Tonight, however, Happel will flip the switch — unveiling original costumes of his own design to accompany Balanchine’s “Tchaikovsky Piano Concerto No. 2,” a work which had originally premiered in 1941.

A cast of 29 dancers will rally across the Lincoln Center stage, dressed in Happel’s vision of beaded, French brocade bodices, languid blue-chiffon skirts and custom-made tiaras.

“A big part of my job typically is to basically make ballets, when the curtain comes up, look like they did the day it premiered,” Happel said of his day-to-day work, which often references ballet costumes dating back to the early 1900s.

“It’s very difficult and intimidating,” Happel said of breaking from his typical mode and stepping into the role of costume designer. Having joined City Ballet in 2006, Happel has designed looks for new ballets by choreographers including Benjamin Millepied, Peter Walker, Peter Martins, Mauro Bigonzetti and Nicolas Blanc. Only once has he revised costumes for a Balanchine work — tackling “Symphony in C,” a grand ode to classical Russian ballet, in 2012.

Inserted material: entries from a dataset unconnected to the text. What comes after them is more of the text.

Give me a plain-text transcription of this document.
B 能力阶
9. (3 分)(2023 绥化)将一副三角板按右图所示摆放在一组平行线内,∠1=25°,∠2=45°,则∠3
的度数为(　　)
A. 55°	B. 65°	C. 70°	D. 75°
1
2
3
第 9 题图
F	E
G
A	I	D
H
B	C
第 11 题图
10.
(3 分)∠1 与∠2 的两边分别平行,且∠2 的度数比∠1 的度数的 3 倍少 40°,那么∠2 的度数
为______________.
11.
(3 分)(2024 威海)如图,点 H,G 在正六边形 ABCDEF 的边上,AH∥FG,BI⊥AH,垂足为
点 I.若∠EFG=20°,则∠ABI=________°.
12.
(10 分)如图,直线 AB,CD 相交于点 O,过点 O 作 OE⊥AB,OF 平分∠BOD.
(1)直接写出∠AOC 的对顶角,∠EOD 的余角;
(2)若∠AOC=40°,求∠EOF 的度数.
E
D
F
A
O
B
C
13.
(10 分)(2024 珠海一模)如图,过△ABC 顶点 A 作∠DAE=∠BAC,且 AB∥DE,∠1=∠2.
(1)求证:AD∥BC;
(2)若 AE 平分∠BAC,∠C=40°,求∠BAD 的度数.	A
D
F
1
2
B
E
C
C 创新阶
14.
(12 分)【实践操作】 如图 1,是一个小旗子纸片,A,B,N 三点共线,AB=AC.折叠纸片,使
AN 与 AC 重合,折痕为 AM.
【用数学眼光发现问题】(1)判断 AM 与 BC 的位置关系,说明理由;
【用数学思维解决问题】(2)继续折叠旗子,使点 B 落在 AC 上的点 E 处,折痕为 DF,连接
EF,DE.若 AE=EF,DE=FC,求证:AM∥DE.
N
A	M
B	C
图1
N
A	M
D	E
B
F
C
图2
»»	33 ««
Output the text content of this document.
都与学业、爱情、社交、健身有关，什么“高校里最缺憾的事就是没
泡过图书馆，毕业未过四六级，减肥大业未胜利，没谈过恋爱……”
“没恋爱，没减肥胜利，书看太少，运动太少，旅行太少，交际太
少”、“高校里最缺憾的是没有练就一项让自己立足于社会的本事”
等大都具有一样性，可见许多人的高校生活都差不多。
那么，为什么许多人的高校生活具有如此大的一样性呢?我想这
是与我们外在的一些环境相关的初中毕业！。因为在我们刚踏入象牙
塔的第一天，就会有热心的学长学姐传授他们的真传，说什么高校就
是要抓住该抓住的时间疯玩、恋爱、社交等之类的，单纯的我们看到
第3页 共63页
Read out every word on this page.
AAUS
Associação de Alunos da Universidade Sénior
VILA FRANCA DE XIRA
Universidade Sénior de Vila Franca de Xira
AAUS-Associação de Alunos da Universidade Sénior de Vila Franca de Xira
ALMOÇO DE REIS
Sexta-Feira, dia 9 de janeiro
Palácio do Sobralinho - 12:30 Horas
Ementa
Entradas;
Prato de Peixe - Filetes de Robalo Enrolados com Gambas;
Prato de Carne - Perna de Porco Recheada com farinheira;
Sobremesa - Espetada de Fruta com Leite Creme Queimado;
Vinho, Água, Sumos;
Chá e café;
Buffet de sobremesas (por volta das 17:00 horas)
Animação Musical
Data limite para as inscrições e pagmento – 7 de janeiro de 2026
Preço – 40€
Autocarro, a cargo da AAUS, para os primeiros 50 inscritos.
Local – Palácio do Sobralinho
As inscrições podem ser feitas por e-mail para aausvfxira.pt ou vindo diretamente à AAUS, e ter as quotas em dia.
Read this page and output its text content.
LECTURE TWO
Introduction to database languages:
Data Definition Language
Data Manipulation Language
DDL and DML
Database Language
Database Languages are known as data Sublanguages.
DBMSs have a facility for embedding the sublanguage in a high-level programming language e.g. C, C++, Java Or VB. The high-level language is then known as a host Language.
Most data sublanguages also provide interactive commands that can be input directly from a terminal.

“It’s not something that happens fast; I really have to think about it. I have to put things on paper, I have to cut and paste and get fabrics, lay them in front of me and look at them for weeks,” Happel said of his design process.

“Tchaikovsky Piano Concerto No. 2” — a work requiring sharp technique and a bravado attitude — is unique for New York City Ballet in that it has seen three costume changes since its Karinska originals. The last iteration, designed by Gary Lisz in 1990, was crafted in a palette of washed-out pastel chiffon.

Happel’s designs, carefully constructed over the last six weeks, incorporate some 38,000 crystals and meters of the tinselly brocade, which was milled on special order in France. “Hopefully these last for a long time,” he said of the new fleet.